= Carlos Panini =

Carlos Panini Binosi was a wealthy Mexican businessman of Italian origin, from Mosio di Acquanegra sul Chiese. He is credited with being the first pilot to fly a light plane around the world. In 1927 he had established Mexico's first scheduled airline, Servicio Aéreo Panini which he had sold shortly prior to the car race in which he died, as he was planning to retire.

He was a motorsport enthusiast and participated in numerous competitions.

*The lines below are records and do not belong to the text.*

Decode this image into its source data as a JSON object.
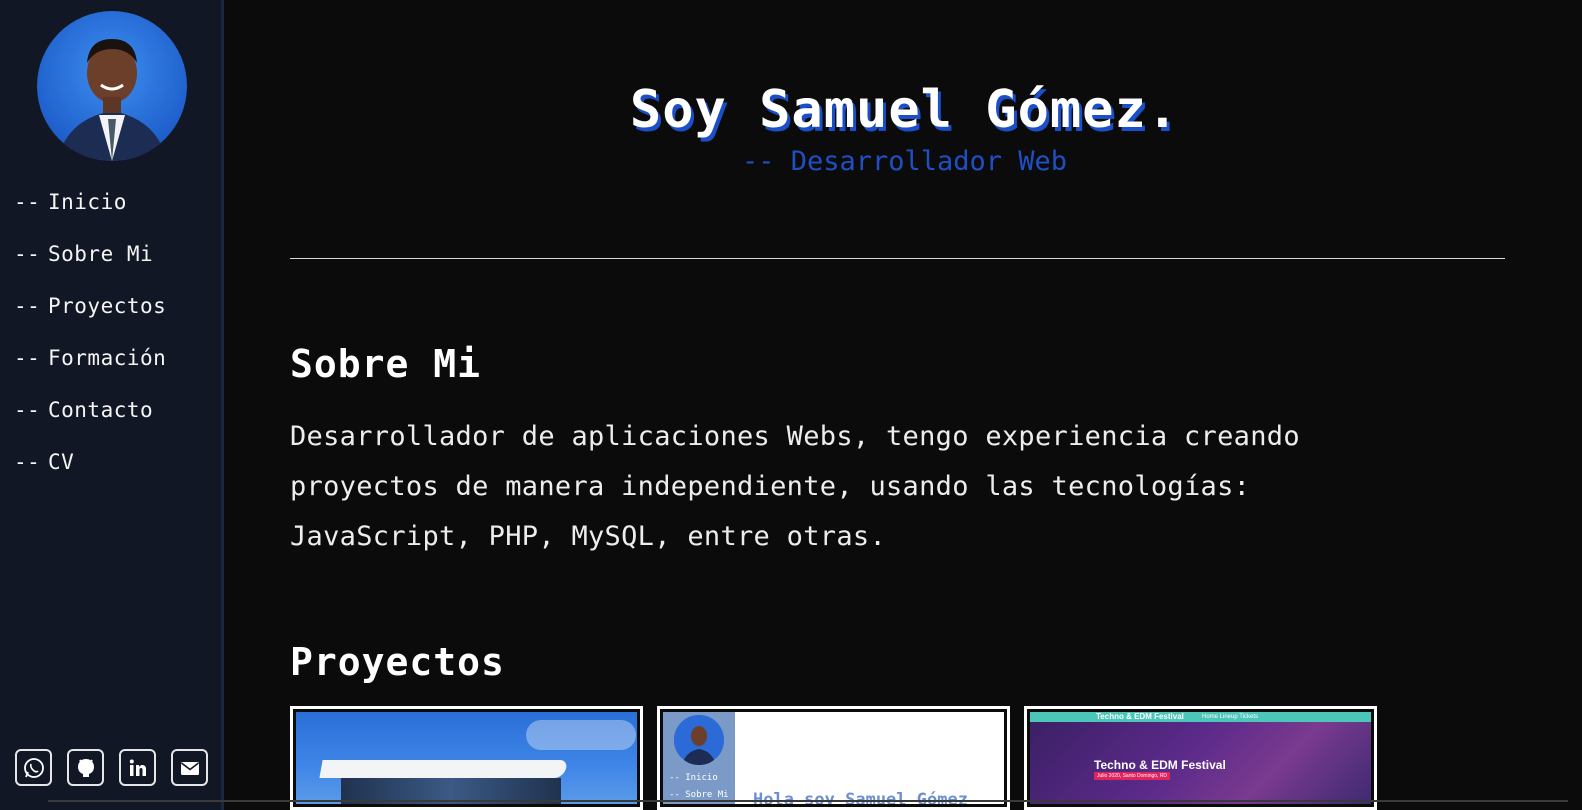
{
  "sidebar": {
    "nav_items": [
      {
        "dash": "--",
        "label": "Inicio"
      },
      {
        "dash": "--",
        "label": "Sobre Mi"
      },
      {
        "dash": "--",
        "label": "Proyectos"
      },
      {
        "dash": "--",
        "label": "Formación"
      },
      {
        "dash": "--",
        "label": "Contacto"
      },
      {
        "dash": "--",
        "label": "CV"
      }
    ],
    "social_icons": [
      "whatsapp-icon",
      "github-icon",
      "linkedin-icon",
      "mail-icon"
    ]
  },
  "hero": {
    "title": "Soy Samuel Gómez.",
    "subtitle": "-- Desarrollador Web"
  },
  "about": {
    "heading": "Sobre Mi",
    "text": "Desarrollador de aplicaciones Webs, tengo experiencia creando proyectos de manera independiente, usando las tecnologías: JavaScript, PHP, MySQL, entre otras."
  },
  "projects": {
    "heading": "Proyectos",
    "card2": {
      "nav": [
        "--  Inicio",
        "--  Sobre Mi"
      ],
      "title": "Hola soy Samuel Gómez"
    },
    "card3": {
      "bar_title": "Techno & EDM Festival",
      "bar_links": "Home   Lineup   Tickets",
      "title": "Techno & EDM Festival",
      "tag": "Julio 2020, Santo Domingo, RD"
    }
  },
  "colors": {
    "background": "#0b0b0c",
    "sidebar": "#111725",
    "accent_blue": "#1f4fc4"
  }
}
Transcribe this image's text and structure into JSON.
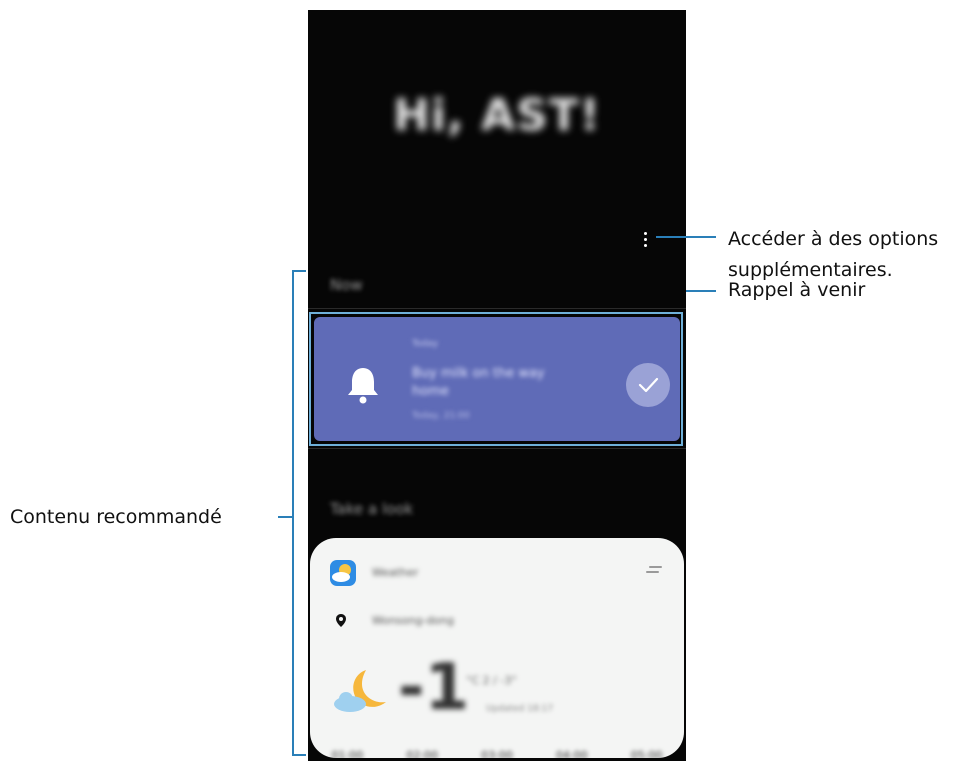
{
  "greeting": "Hi, AST!",
  "sections": {
    "now_label": "Now",
    "take_a_look_label": "Take a look"
  },
  "reminder": {
    "small_label": "Today",
    "title": "Buy milk on the way home",
    "meta": "Today, 21:00"
  },
  "weather": {
    "app_name": "Weather",
    "location": "Wonsong-dong",
    "temperature": "-1",
    "detail": "°C 2 / -3°",
    "sub": "Updated 18:17",
    "hours": [
      "01:00",
      "02:00",
      "03:00",
      "04:00",
      "05:00"
    ]
  },
  "callouts": {
    "options": "Accéder à des options supplémentaires.",
    "reminder": "Rappel à venir",
    "recommended": "Contenu recommandé"
  },
  "colors": {
    "reminder_card": "#5f6bb7",
    "callout_line": "#2a7fb8",
    "phone_background": "#060606"
  },
  "icons": {
    "more": "more-vertical-icon",
    "bell": "bell-icon",
    "check": "check-icon",
    "weather_app": "weather-app-icon",
    "handle": "drag-handle-icon",
    "pin": "location-pin-icon",
    "moon_cloud": "moon-cloud-icon"
  }
}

Panini died when his car crashed during the 1951 Carrera Panamericana on the second stage from Oaxaca to Puebla. Although the registered driver for the race was Carlos' daughter Teresa (Teresita), he was at the wheel of the car, despite the fact that he did not have a valid license and was in ill health. The accident happened when Bobby Unser, aged 17 years 9 months, was trying to overtake Panini who was travelling at a lower speed and blocked the American for a long stretch. After several attempts, Unser made his move but Panini tried too late to block him, resulting in the two cars bumping one another. Unser nearly went off a sheer cliff but was skilled enough to control his Jaguar, while Panini's Alfa Romeo went straight into a wall, killing the driver instantly. Unser did not stop for fear of being disqualified from the race as the rules explicitly forbade it. Later, Ricardo Ramirez of Mexico City abandoned the race to rush the Paninis to a hospital in Puebla. Teresa Panini survived the accident with minor injuries.

Press reaction to his death was strong in condemning the race as his was a part of a series of prominent deaths that year. At the time of his death newspapers gave his age as 54, but one states his age as 48.